Urgensi Kesholehan Sosial

Saleh dalam tinjauan kebahasaan merupakan kata serapan yang diadobsi dari bahasa Arab shalihun yang berarti baik atau bagus. Ibn Manzur menerangkan secara panjang lebar tentang makna kata shalihun tersebut dalam mu’jamnya Lisanul Arabi. Dalam perspektif agama Islam, saleh sering diterjemahkan sebagai suatu bentuk ketaatan dalam menjalankan perintah agama. Namun seiring berjalannya waktu kata itu pun mengalami penyempitan makna, sehingga seolah-olah hanya dipahami sebagai ketaatan yang bersifat vertikal semata.
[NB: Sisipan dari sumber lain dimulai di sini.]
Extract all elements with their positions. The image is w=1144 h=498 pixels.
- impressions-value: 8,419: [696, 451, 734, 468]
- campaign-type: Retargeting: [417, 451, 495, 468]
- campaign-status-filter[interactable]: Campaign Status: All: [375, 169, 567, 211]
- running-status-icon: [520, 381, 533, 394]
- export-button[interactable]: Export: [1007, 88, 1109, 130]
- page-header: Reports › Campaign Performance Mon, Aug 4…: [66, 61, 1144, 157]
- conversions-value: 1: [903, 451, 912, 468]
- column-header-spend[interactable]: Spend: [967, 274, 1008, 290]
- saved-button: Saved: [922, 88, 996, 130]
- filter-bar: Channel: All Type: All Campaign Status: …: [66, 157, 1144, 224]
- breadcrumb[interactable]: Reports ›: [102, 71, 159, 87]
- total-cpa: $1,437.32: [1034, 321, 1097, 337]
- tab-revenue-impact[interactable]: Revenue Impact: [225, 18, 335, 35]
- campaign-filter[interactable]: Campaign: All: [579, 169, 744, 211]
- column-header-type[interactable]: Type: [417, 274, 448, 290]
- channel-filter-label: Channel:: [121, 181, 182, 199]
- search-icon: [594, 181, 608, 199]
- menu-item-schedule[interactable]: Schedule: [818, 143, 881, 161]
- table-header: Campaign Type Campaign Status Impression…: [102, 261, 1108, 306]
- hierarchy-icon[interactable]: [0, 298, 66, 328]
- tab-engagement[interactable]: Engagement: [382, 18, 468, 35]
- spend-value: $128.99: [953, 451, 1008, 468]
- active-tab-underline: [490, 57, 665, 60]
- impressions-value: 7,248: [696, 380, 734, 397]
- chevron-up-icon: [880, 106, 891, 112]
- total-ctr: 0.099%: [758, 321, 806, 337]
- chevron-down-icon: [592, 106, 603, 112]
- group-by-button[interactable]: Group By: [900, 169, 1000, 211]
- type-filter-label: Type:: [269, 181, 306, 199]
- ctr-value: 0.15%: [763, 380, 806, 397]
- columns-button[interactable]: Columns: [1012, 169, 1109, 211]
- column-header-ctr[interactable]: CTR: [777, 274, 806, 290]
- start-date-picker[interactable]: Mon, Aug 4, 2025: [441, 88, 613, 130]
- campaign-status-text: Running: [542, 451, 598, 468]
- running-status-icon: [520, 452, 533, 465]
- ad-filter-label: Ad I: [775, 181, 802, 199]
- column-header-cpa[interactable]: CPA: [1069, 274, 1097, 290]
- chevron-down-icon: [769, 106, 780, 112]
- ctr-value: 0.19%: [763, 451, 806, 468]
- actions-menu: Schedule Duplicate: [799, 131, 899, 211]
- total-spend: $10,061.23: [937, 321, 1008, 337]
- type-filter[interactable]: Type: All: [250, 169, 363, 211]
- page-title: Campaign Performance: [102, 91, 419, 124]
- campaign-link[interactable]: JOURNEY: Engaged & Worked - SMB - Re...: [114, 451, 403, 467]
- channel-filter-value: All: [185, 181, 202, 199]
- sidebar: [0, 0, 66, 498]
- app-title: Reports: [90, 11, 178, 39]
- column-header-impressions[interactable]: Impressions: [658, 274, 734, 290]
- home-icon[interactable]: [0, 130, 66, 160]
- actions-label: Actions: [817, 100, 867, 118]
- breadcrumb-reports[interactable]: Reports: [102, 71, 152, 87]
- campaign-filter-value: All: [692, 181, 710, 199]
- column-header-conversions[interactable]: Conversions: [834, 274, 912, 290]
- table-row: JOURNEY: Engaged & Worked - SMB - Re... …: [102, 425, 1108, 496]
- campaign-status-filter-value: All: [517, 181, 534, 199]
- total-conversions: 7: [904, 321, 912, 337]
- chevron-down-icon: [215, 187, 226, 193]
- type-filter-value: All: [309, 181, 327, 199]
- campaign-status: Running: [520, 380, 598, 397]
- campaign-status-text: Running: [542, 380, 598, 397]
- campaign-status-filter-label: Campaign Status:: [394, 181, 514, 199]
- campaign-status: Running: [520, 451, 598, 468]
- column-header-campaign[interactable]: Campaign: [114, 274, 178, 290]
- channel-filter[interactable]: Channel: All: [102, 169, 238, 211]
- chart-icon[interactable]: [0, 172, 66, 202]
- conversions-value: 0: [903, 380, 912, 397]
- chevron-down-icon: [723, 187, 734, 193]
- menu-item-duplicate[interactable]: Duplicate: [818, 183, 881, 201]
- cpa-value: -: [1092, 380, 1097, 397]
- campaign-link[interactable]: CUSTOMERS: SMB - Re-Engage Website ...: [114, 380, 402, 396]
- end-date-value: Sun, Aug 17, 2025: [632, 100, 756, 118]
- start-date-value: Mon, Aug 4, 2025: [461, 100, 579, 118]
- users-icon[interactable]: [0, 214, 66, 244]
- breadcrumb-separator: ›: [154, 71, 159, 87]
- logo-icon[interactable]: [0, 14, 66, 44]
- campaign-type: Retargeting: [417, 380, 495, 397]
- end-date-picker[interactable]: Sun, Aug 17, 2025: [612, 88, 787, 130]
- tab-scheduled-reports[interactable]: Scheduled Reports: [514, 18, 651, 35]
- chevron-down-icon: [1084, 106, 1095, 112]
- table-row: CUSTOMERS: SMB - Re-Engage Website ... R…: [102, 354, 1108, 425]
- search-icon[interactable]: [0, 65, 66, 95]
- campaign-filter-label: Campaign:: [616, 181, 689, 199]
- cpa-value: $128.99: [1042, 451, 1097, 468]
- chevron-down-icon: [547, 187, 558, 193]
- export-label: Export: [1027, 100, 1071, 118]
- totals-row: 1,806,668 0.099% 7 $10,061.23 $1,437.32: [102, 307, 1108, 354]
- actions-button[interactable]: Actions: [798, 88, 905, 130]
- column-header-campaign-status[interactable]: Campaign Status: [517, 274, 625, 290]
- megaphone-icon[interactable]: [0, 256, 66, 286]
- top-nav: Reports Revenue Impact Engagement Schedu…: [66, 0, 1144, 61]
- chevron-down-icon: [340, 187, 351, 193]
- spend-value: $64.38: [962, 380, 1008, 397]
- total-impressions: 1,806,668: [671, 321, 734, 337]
Dalam arti kata orang saleh itu adalah mereka yang menjalankan ibadah yang sifatnya individual saja, seperti shalat, puasa, haji dan lain-lain.

Pengarang tafsir Adhwaau al-Bayân fii Idhôhi al-Qur’an bi al-Qur’an menjelaskan ada tiga kriteria sebuah amalan bisa dikategorikan sebagai amalan saleh. Yaitu apabila amalan itu sesuai dengan apa yang diajarkan oleh Nabi Muhammad SAW, dikerjakan dengan niat ikhlas karena Allah, dan amalan tersebut berlandaskan akidah yang benar. Apabila ketiga syarat tersebut telah terpenuhi, maka secara otomatis orang yang mengerjakannya akan disebut sebagai orang saleh dan pekerjaannya pun akan dianggap sebagai amalan yang saleh. Akan tetapi manakala salah satunya luput, maka amalan tersebut dianggap lagho dalam artian tidak terklasifikasi sebagai amalan sama sekali.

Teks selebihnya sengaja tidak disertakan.